In this regard, the appellant relied on an email from a sales agent to contend that a comparison was provided in the said email to the appellant that the rate of interest offered by respondent No.1 was cheaper. The grievance of the appellant was that the HDFC revised the rate of interest to 8.25 %, despite RBI not having changed the Prime Lending Rate. In spite of the complainant contacting respondent No. 2 and other officers, there was no relief, instead, the HDFC raised the rate of interest to 8.75 %, to 9.25% and again to 10.5% though there was no change made by RBI about the Prime Lending Rate. The appellant therefore got issued a legal notice demanding to return the interest amount which was charged over and above 7.5% p. a. The HDFC vide their reply to the notice contended that the appellant through the agreement opted for an ‘Adjustable Rate of interest’, as such rate of interest was varying as per the retail prime lending rate of the respondent.

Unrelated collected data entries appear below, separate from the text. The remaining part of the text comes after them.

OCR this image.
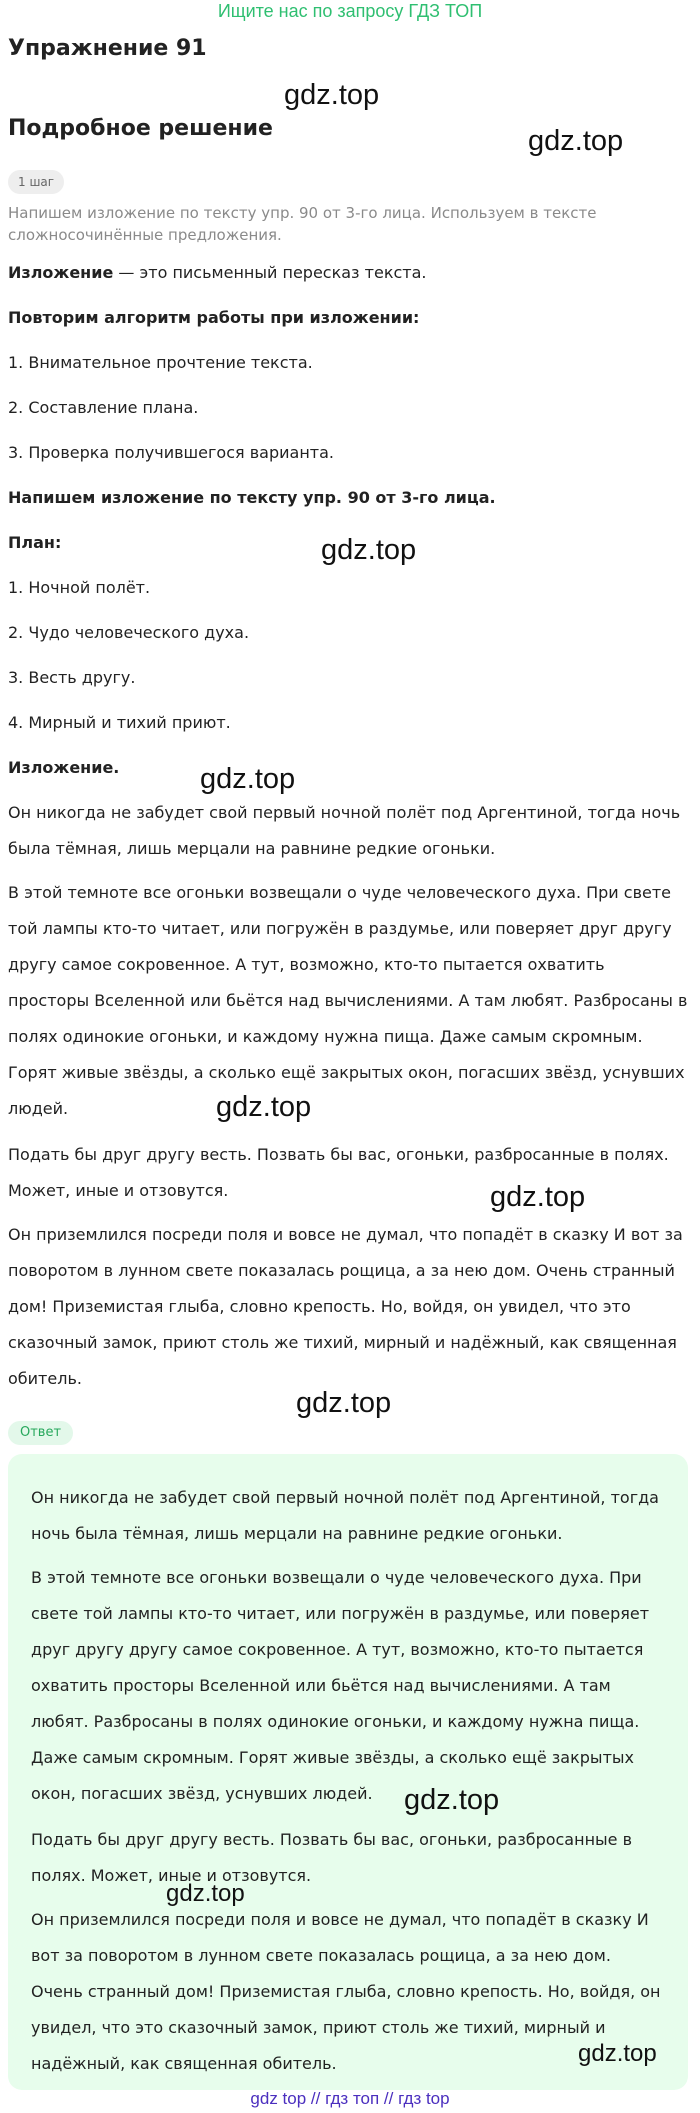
Ищите нас по запросу ГДЗ ТОП
Упражнение 91
gdz.top
Подробное решение	gdz.top
1 шаг
Напишем изложение по тексту упр. 90 от 3-го лица. Используем в тексте сложносочинённые предложения.
Изложение — это письменный пересказ текста.
Повторим алгоритм работы при изложении:
1. Внимательное прочтение текста.
2. Составление плана.
3. Проверка получившегося варианта.
Напишем изложение по тексту упр. 90 от 3-го лица.
План:	gdz.top
1. Ночной полёт.
2. Чудо человеческого духа.
3. Весть другу.
4. Мирный и тихий приют.
Изложение.	gdz.top
Он никогда не забудет свой первый ночной полёт под Аргентиной, тогда ночь была тёмная, лишь мерцали на равнине редкие огоньки.
В этой темноте все огоньки возвещали о чуде человеческого духа. При свете той лампы кто-то читает, или погружён в раздумье, или поверяет друг другу другу самое сокровенное. А тут, возможно, кто-то пытается охватить просторы Вселенной или бьётся над вычислениями. А там любят. Разбросаны в полях одинокие огоньки, и каждому нужна пища. Даже самым скромным. Горят живые звёзды, а сколько ещё закрытых окон, погасших звёзд, уснувших людей.	gdz.top
Подать бы друг другу весть. Позвать бы вас, огоньки, разбросанные в полях. Может, иные и отзовутся.	gdz.top
Он приземлился посреди поля и вовсе не думал, что попадёт в сказку И вот за поворотом в лунном свете показалась рощица, а за нею дом. Очень странный дом! Приземистая глыба, словно крепость. Но, войдя, он увидел, что это сказочный замок, приют столь же тихий, мирный и надёжный, как священная обитель.
gdz.top
Ответ
Он никогда не забудет свой первый ночной полёт под Аргентиной, тогда ночь была тёмная, лишь мерцали на равнине редкие огоньки.
В этой темноте все огоньки возвещали о чуде человеческого духа. При свете той лампы кто-то читает, или погружён в раздумье, или поверяет друг другу другу самое сокровенное. А тут, возможно, кто-то пытается охватить просторы Вселенной или бьётся над вычислениями. А там любят. Разбросаны в полях одинокие огоньки, и каждому нужна пища. Даже самым скромным. Горят живые звёзды, а сколько ещё закрытых окон, погасших звёзд, уснувших людей.	gdz.top
Подать бы друг другу весть. Позвать бы вас, огоньки, разбросанные в полях. Может, иные и отзовутся.
gdz.top
Он приземлился посреди поля и вовсе не думал, что попадёт в сказку И вот за поворотом в лунном свете показалась рощица, а за нею дом. Очень странный дом! Приземистая глыба, словно крепость. Но, войдя, он увидел, что это сказочный замок, приют столь же тихий, мирный и надёжный, как священная обитель.	gdz.top
gdz top // гдз топ // гдз top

After hearing the matter, the SC bench observed that “In the instant case, at the outset, it is to be noted that the respondent No. 1 being a NBFC and as a corporate body would be bound by its policies and procedures with regard to lending and recovery. In that regard, the applicability of the rate of interest to be charged is also a matter of policy and cannot be case-specific unless the individual agreement entered into between the parties indicates otherwise.” Moreover, the SC said that the appellant should be wise while entering into a contract and remarked, “At the threshold, it can be noted that the appellant is not an illiterate person to take the benefit of the precedents relied upon. On the other hand, when it is contended that the appellant had the option of securing loan from other banks and that being misled by the email had entered into the transaction, would by itself indicate that the appellant was worldly wise. In such circumstance when the parties have signed the agreement dated 01.11.2006, the terms agreed therein would bind the parties and the email exchanged between the parties cannot override the policy decisions of the respondent No.1 institution...”
The top court concluded that “Having executed the agreement; having agreed to the terms and conditions; having received the loan amount, the appellant cannot raise any objection for the first time when the rate of interest was increased after having acquiesced by signing the agreement. Further, the appellant having repaid the loan amount with interest as per the terms of agreement cannot make out a grievance in hindsight and seek refund of the amount paid.” The bench further said, “Therefore, if all these aspects of the matter are kept in perspective and the order passed by the NCDRC is perused, we are of the view that no error has been committed so as to call for interference.” It dismissed the appeal with no order as to costs.